La inflación de febrero impactó con fuerza y marzo nunca fue un mes neutral: aumentos en los colegios, menor consumo y devaluación controlada. Hasta los cartoneros notaron el cambio. La economía se desacelera.
Marzo no fue nunca un mes neutral. En el calendario romano, los idus caían en el 15 del mes de Martius y eran días de buenos augurios: los 15 de marzo, mayo, julio y octubre y los días 13 del resto de los meses. Y así fue hasta que Julio César fue asesinado en los idus de marzo del año 44 a.C. En el tomo VI de Vidas paralelas, Plutarco relata que César fue advertido del peligro, pero –finalmente César– no quiso tomarlo en cuenta. Lo que es más extraordinario aún es que un ciego le había advertido del grave peligro que lo amenazaba en los idus de marzo, y ese día, cuando iba al Senado, llamó al invidente y, riendo, le dijo: “Los idus de marzo ya han llegado”, a lo que el ciego le contestó compasivamente: “Sí, pero no se han ido”.

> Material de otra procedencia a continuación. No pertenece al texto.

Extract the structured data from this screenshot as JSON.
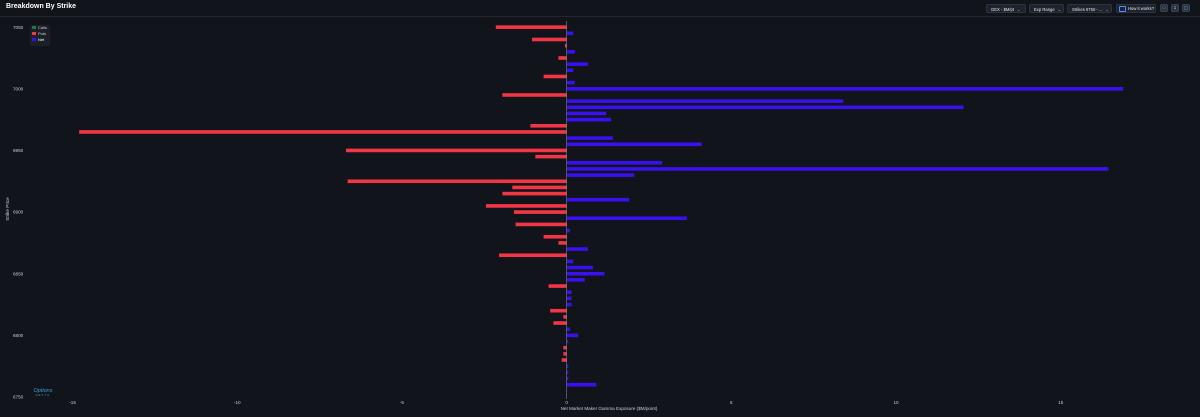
{
  "header": {
    "title": "Breakdown By Strike",
    "gex_select": "GEX - $M/pt",
    "exp_select": "Exp Range",
    "strikes_select": "Strikes 6750 - ...",
    "how_button": "How it works?"
  },
  "brand": {
    "logo_text": "Options",
    "logo_sub": "DEPTH"
  },
  "colors": {
    "calls": "#1d7a3a",
    "puts": "#f23645",
    "net": "#3a10ee",
    "background": "#11141b"
  },
  "chart_data": {
    "type": "bar",
    "orientation": "horizontal",
    "xlabel": "Net Market Maker Gamma Exposure ($M/point)",
    "ylabel": "Strike Price",
    "xlim": [
      -15.2,
      18.5
    ],
    "ylim": [
      6750,
      7055
    ],
    "x_ticks": [
      -15,
      -10,
      -5,
      0,
      5,
      10,
      15
    ],
    "y_ticks": [
      6750,
      6800,
      6850,
      6900,
      6950,
      7000,
      7050
    ],
    "legend": {
      "position": "top-left",
      "entries": [
        "Calls",
        "Puts",
        "Net"
      ]
    },
    "grid": false,
    "series": [
      {
        "name": "Net",
        "values": [
          [
            7050,
            -2.15
          ],
          [
            7045,
            0.2
          ],
          [
            7040,
            -1.05
          ],
          [
            7035,
            -0.05
          ],
          [
            7030,
            0.25
          ],
          [
            7025,
            -0.25
          ],
          [
            7020,
            0.65
          ],
          [
            7015,
            0.2
          ],
          [
            7010,
            -0.7
          ],
          [
            7005,
            0.25
          ],
          [
            7000,
            16.9
          ],
          [
            6995,
            -1.95
          ],
          [
            6990,
            8.4
          ],
          [
            6985,
            12.05
          ],
          [
            6980,
            1.2
          ],
          [
            6975,
            1.35
          ],
          [
            6970,
            -1.1
          ],
          [
            6965,
            -14.8
          ],
          [
            6960,
            1.4
          ],
          [
            6955,
            4.1
          ],
          [
            6950,
            -6.7
          ],
          [
            6945,
            -0.95
          ],
          [
            6940,
            2.9
          ],
          [
            6935,
            16.45
          ],
          [
            6930,
            2.05
          ],
          [
            6925,
            -6.65
          ],
          [
            6920,
            -1.65
          ],
          [
            6915,
            -1.95
          ],
          [
            6910,
            1.9
          ],
          [
            6905,
            -2.45
          ],
          [
            6900,
            -1.6
          ],
          [
            6895,
            3.65
          ],
          [
            6890,
            -1.55
          ],
          [
            6885,
            0.1
          ],
          [
            6880,
            -0.7
          ],
          [
            6875,
            -0.25
          ],
          [
            6870,
            0.65
          ],
          [
            6865,
            -2.05
          ],
          [
            6860,
            0.2
          ],
          [
            6855,
            0.8
          ],
          [
            6850,
            1.15
          ],
          [
            6845,
            0.55
          ],
          [
            6840,
            -0.55
          ],
          [
            6835,
            0.15
          ],
          [
            6830,
            0.15
          ],
          [
            6825,
            0.15
          ],
          [
            6820,
            -0.5
          ],
          [
            6815,
            -0.1
          ],
          [
            6810,
            -0.4
          ],
          [
            6805,
            0.1
          ],
          [
            6800,
            0.35
          ],
          [
            6795,
            0.05
          ],
          [
            6790,
            -0.1
          ],
          [
            6785,
            -0.1
          ],
          [
            6780,
            -0.15
          ],
          [
            6775,
            0.05
          ],
          [
            6770,
            0.05
          ],
          [
            6765,
            0.05
          ],
          [
            6760,
            0.9
          ]
        ]
      }
    ]
  }
}
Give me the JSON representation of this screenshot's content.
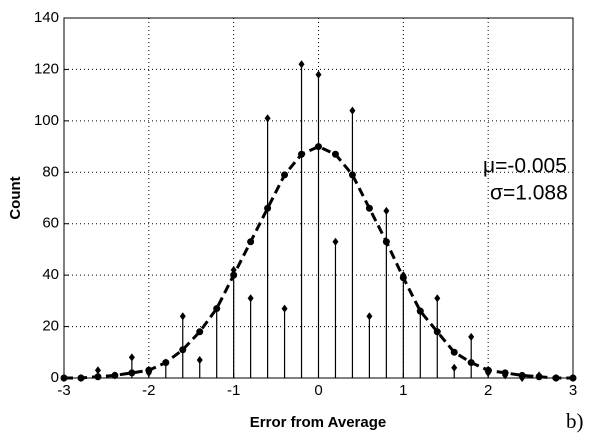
{
  "chart_data": {
    "type": "stem",
    "x_label": "Error from Average",
    "y_label": "Count",
    "annotations": [
      "μ=-0.005",
      "σ=1.088",
      "b)"
    ],
    "x": [
      -3,
      -2.8,
      -2.6,
      -2.4,
      -2.2,
      -2,
      -1.8,
      -1.6,
      -1.4,
      -1.2,
      -1,
      -0.8,
      -0.6,
      -0.4,
      -0.2,
      0,
      0.2,
      0.4,
      0.6,
      0.8,
      1,
      1.2,
      1.4,
      1.6,
      1.8,
      2,
      2.2,
      2.4,
      2.6,
      2.8,
      3
    ],
    "series": [
      {
        "color": "#000000",
        "style": "stem",
        "values": [
          0,
          0,
          3,
          1,
          8,
          2,
          6,
          24,
          7,
          27,
          42,
          31,
          101,
          27,
          122,
          118,
          53,
          104,
          24,
          65,
          40,
          26,
          31,
          4,
          16,
          2,
          1,
          0,
          1,
          0,
          0
        ]
      },
      {
        "color": "#000000",
        "style": "dashed",
        "values": [
          0,
          0,
          0.5,
          1,
          2,
          3,
          6,
          11,
          18,
          27,
          40,
          53,
          66,
          79,
          87,
          90,
          87,
          79,
          66,
          53,
          39,
          26,
          18,
          10,
          6,
          3,
          2,
          1,
          0.5,
          0,
          0
        ]
      }
    ],
    "xlim": [
      -3,
      3
    ],
    "xticks": [
      -3,
      -2,
      -1,
      0,
      1,
      2,
      3
    ],
    "ylim": [
      0,
      140
    ],
    "yticks": [
      0,
      20,
      40,
      60,
      80,
      100,
      120,
      140
    ],
    "grid": true
  }
}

–La verdadera crisis hará su entrada en marzo –se escuchó decir en algunos medios durante el verano–;marzo será el mes de las tarifas altísimas, los colegios con aumento, los alimentos encarecidos. Y, finalmente, llegó marzo, y esta semana nos encontró más preocupados por conservar la vida que por cuidar los exiguos ingresos.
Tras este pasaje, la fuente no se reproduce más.